二人がいるから、私は今も楽しくポップンを続けている。
私は勝手に推しているだけのただのオタクではあるが、二人には本当に感謝しているし、大好きで大切なキャラクターだ。

2Pイオ・ロアと出会った3月5日は、私にとって忘れられない特別な日である。

まだまだ腕前はイマイチだが、これからもイオ・ロア担当曲に挑みたいし全曲クリアしたい。そして、ゆくゆくは50のクリアメダルももぎ取りたい。
いつか「あそこに孫(2Pイオ・ロアのことです)がいるんじゃ……」とポップン筐体を指差すオタクおばあちゃんになっても、イオくんロアくんとのんびり楽しく頑張っていけたら嬉しい。
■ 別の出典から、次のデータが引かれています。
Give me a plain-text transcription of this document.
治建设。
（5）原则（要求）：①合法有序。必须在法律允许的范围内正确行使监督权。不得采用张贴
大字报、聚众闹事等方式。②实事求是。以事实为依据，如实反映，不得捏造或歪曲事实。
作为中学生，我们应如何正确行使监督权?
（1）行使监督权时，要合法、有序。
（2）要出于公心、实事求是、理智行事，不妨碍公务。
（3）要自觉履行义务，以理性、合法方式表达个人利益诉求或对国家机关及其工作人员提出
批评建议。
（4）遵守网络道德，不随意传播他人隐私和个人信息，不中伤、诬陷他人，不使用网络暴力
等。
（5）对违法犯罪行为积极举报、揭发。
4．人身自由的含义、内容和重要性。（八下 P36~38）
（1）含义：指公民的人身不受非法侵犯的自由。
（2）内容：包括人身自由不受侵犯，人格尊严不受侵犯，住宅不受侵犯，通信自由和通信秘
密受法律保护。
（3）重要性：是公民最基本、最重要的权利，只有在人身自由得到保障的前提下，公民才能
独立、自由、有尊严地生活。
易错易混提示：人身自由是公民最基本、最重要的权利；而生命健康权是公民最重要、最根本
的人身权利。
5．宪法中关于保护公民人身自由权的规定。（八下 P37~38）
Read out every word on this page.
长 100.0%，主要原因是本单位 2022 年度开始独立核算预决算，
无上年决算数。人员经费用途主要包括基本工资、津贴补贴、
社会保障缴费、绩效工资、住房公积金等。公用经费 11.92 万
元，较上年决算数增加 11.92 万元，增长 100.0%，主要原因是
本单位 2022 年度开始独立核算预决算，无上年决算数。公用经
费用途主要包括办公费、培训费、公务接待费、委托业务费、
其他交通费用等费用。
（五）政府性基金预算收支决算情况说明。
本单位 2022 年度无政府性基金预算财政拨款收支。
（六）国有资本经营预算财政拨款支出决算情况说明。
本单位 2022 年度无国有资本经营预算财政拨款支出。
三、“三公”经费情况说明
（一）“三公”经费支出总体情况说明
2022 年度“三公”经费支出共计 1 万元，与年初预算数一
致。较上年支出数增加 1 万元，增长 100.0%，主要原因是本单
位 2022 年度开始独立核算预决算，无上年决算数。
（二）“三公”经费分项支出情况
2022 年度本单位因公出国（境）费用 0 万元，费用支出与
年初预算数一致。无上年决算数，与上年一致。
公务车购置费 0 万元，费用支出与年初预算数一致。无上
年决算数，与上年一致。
これからも赤いボタンを押したなら二人に会えるように。

ポップンミュージックよ、永遠に続け……。




この記事を読んだポッパーの方はぜひ一度ラピストリア2Pイオ・ロアを使ってみてほしい。メチャクチャかわいいので……。
なんならラピストリア1Pもうさ猫もリドルズ1Pもリドルズ2Pも、気になったイオ・ロアを使ってみてほしい。どのイオ・ロアもかっこよくてかわいい。そもそもイオ・ロアにかっこよくないかわいくない瞬間などない。


そして、使用キャラとの出会いのきっかけや思いをツイートやnote、イラストなどに込めて発信してくださる方が増えると嬉しいなと思う。なぜならオタクはそういうのを見るのが大好きなので……。書いたらぜひ教えてください。健康になります。